Stewart was working on a sequel film, Sharkwater Extinction, at the time of his death. Using footage already shot by Stewart as well as his written comments, the movie was completed by film and story editor Nick Hector and director Sturla Gunnarsson for the Rob Stewart Foundation. It premiered at the 2018 Toronto International Film Festival in September, as a "Special Event" screening that also incorporated a memorial tribute to Stewart and his legacy; the official release date was set for October 5. His mother Sandy Stewart said about the completion of the film that "[the] entire team stayed with it, everybody stepped up. We have people from all over the world – cinematographers, filmmakers, really important people – offering to help finish this, and that was really heartwarming."

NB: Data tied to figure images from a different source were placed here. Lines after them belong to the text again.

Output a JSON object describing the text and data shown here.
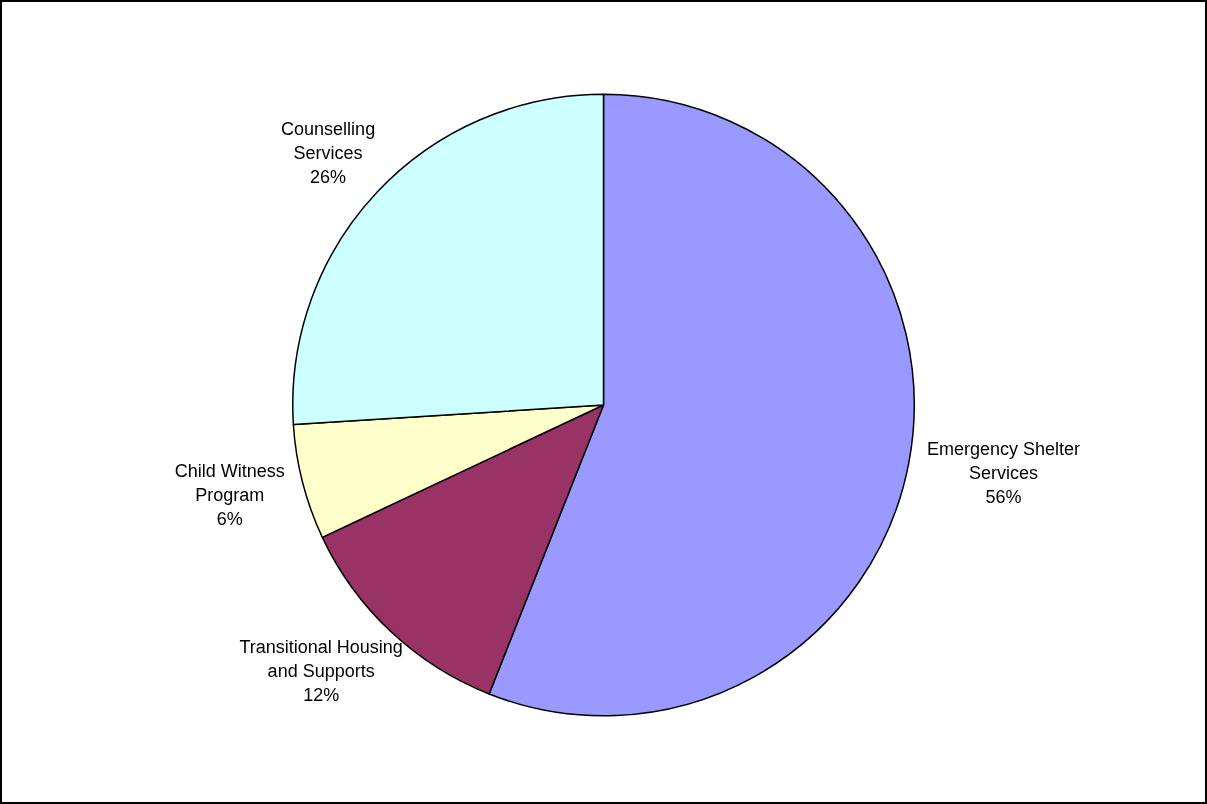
{
  "chart_data": {
    "type": "pie",
    "categories": [
      "Emergency Shelter Services",
      "Transitional Housing and Supports",
      "Child Witness Program",
      "Counselling Services"
    ],
    "values": [
      56,
      12,
      6,
      26
    ],
    "colors": [
      "#9999ff",
      "#993366",
      "#ffffcc",
      "#ccffff"
    ],
    "value_labels": [
      "56%",
      "12%",
      "6%",
      "26%"
    ],
    "legend": false
  }
}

At the 5th Canadian Screen Awards on March 12, 2017, the Academy of Canadian Cinema and Television announced that its annual award for Science or Nature Documentary Program would be renamed the Rob Stewart Award in Stewart's memory.

In October 2018, Robert Osborne's documentary film The Third Dive: The Death of Rob Stewart, investigating the possible role of safety violations by the dive operator in Stewart's death, was broadcast by CBC Television as an episode of the documentary series CBC Docs POV.